In work published in the early online edition of PNAS this week, scientists study how evolutionary selection affects modes of gene regulation. Using a model that takes into account genetic drift, mutation, and time-dependent selection, they found the "effective population size and the typical time scale of environmental variations to be key parameters determining the fitness advantage of the different modes of regulation," they say in the abstract.
A study led by Hey-Joo Kang at the Center for Reproductive Medicine and Infertility of Weill Cornell Medical College has found SNPs in the p53 pathway that regulate fertility. After making a list of SNPs in the p53 pathway that can modify the function of p53, they found several genes to be enriched among IVF patients, including the p53 allele encoding proline at codon 72 and several alleles in the LIF, Mdm2, Mdm4, and Hausp genes. "The association of SNPs in the p53 pathway with human fertility suggests that p53 regulates the efficiency of human reproduction," they say.
Research led by David Baker has used computational analysis to study enzyme specificity. In this paper, his team describes a computational method for "introducing specific enzyme-substrate interactions by directed remodeling of loops near the active site." Testing it on eight native protein-ligand complexes showed that the method "can recover native loop lengths and, often, native loop conformations," they write.

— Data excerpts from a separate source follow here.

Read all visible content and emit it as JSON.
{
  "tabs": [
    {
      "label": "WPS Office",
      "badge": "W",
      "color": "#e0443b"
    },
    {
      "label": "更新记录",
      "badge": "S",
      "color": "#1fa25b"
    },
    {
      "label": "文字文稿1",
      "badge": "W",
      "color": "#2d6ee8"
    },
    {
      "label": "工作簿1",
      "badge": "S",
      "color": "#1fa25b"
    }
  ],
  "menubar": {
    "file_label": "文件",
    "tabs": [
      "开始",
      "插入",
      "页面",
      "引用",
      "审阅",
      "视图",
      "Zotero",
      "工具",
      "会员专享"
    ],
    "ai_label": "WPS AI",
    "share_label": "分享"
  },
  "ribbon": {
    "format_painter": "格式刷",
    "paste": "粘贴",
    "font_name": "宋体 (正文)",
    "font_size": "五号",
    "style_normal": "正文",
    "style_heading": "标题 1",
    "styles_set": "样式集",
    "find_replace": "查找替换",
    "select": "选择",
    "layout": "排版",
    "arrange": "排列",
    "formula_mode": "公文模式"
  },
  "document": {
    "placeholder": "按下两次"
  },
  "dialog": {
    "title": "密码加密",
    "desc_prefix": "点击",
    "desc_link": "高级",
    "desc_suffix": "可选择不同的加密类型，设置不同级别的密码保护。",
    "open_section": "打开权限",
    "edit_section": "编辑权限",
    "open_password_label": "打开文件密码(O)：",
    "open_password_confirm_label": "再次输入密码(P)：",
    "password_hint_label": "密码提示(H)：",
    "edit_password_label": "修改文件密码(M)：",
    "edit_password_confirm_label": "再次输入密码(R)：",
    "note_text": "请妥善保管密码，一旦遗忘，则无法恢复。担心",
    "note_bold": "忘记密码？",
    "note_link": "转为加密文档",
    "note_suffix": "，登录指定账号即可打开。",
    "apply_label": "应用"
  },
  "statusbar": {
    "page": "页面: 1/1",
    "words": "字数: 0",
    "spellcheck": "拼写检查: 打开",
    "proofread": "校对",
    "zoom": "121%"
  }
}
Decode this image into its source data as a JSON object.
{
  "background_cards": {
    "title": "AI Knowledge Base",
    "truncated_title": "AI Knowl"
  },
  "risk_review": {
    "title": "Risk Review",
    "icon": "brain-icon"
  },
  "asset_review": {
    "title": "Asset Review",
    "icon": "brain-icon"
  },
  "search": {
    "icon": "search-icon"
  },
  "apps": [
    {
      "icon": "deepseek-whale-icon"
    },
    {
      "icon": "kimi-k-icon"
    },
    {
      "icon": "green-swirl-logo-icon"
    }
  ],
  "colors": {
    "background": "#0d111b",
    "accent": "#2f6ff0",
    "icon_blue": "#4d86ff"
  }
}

Scientists at the Russian Academy of Sciences have designed an antireceptor antibody-photosensitizer fusion protein to target cancer cells. Their "fully genetically encoded immunophotosensitizer" is comprised of a specific anti-p185HER-2-ECD antibody fragment 4D5scFv fused with the fluorescent protein KillerRed. They write that both parts of the recombinant protein were functional, showing high affinity and light activation of sensitizer and that 4D5scFv-KillerRed "efficiently killed p185HER-2-ECD-expressing cancer cells upon light irradiation," they say.